Не помню, какой срок проработала с Королей, но привезли этап полек, в основном жен польских военных, расстрелянных в Катыни. Среди них была и четырнадцатилетняя Лодди – дочь польского генерала, обаятельная девчушка. Все они были молоды, энергичны, держались абсолютно свободно, перед начальством – с чувством гордого достоинства. Это было абсолютно не похоже на наше подавленное и придавленное состояние. Куда бы их ни поставили работать – все у них горело в руках. Я подружилась с Марийкой Шейко, потрясшей не только меня своими змеиными косами, длина которых, несмотря на выложенную восьмерку на затылке, доходила до пола. Косы были необыкновенно живые. Когда она причесывалась, я заворожено замирала. Марийку поставили к нам в закройную, и меня дали ей в пару. Характер у нее был очень доброжелательный и озорной. Так приятно было с ней работать! К тому же, когда я уставала бегать, она отдавала мне нож (что другие не делали) и становилась на кромку. Темняковская многотиражка теперь в каждом номере вспоминала Марийку и меня с выполнением нормы на 300 процентов. Бедная Короля! Как Марийка портила ей настроение.

Все польки были убеждены, что их продержат недолго: подадут за ними международные вагоны и отправят домой. Правда не очень скоро, но все так и произошло. Марийка со своей самой близкой подружкой Агнессой вместо Варшавы поехали в Саратов к моей бабушке и двум дядям – папиным братьям – Николаю Ипполитовичу и Евгению Ипполитовичу Опоковым рассказать о моем житье. Родным девочки очень понравились. Марийка и Агнесса писали мне довольно долго, даже прислали 3 посылки, которые, как и все посылки, получаемые Верой и всей механической семьей, уничтожались всем нашим братством коллективно.
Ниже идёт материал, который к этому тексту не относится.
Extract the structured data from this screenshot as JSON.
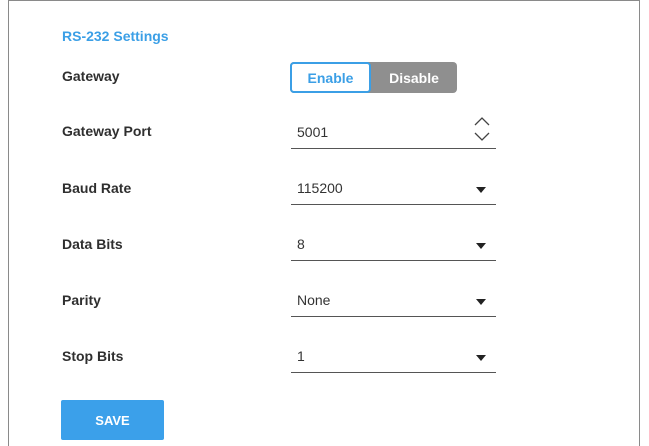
{
  "section_title": "RS-232 Settings",
  "gateway": {
    "label": "Gateway",
    "options": [
      "Enable",
      "Disable"
    ],
    "selected": "Enable"
  },
  "gateway_port": {
    "label": "Gateway Port",
    "value": "5001"
  },
  "baud_rate": {
    "label": "Baud Rate",
    "value": "115200"
  },
  "data_bits": {
    "label": "Data Bits",
    "value": "8"
  },
  "parity": {
    "label": "Parity",
    "value": "None"
  },
  "stop_bits": {
    "label": "Stop Bits",
    "value": "1"
  },
  "save_label": "SAVE",
  "colors": {
    "accent": "#3b9fe6",
    "toggle_inactive": "#8f8f8f"
  }
}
С 1-го лагпункта привезли Ольгу Мороз и Женю Ужанскую на предмет строительства у нас электростанции. На 1-м лагпункте, в прошлом недалеком, они участвовали в монтаже электростанции и работали там электриками, хотя в жизни Оля была на радио в Киеве певицей с теплым меццо-сопрано, а Женя – директором школы. Ольга – беленькая, мягкая, очень милая, Женя – жгучая брюнетка с очень красивым, строгим лицом и властным характером. Мы с ней довольно долго и после лагерей дружили, но очень она подавляла своею властностью, и я взбрыкнулась. Запомнила наш интеллектуальной «центр», хотя, на мой взгляд, наш рабочий цех в этом вопросе не уступал им. Они работали чертежниками-намельщиками и держались как привилегированная каста. А вообще были молоды, хороши собой и одевались как в прошлой жизни. Это Дуся Воробьева, Лиза Княжинская и Ира Долидзе. Бывали периоды простоев, но отдыха нам не давали. Придумывали самые нелепые работы: то связывали отходы производства закройного цеха – кромку – и скатывали в клубки-бабины в человеческий рост; то заставляли их переносить с одного места в другое, потом обратно, и так весь 12-часовой рабочий день. В последнее лагерное лето, по инициативе Зиночки Чичинадзе, организовали производство ягодных соков для посылки их на фронт. Зиночку расконвоировали и работала она за зоной (вероятно, боясь, чтобы кто-нибудь из нас зеков не глотнул живительного сока). Я попала в бригаду по сбору ягод, но, к моему великому огорчению, на четвертый день этого сказочного общения с природой меня схватила жестокая малярия. Так дико трясло! Несмотря на телогрейки всей бригады, согреться не смогла, и, вместо грибов и ягод, отправили на телеге меня в стационар. До конца срока бредила лесом, богатым ягодами и грибами.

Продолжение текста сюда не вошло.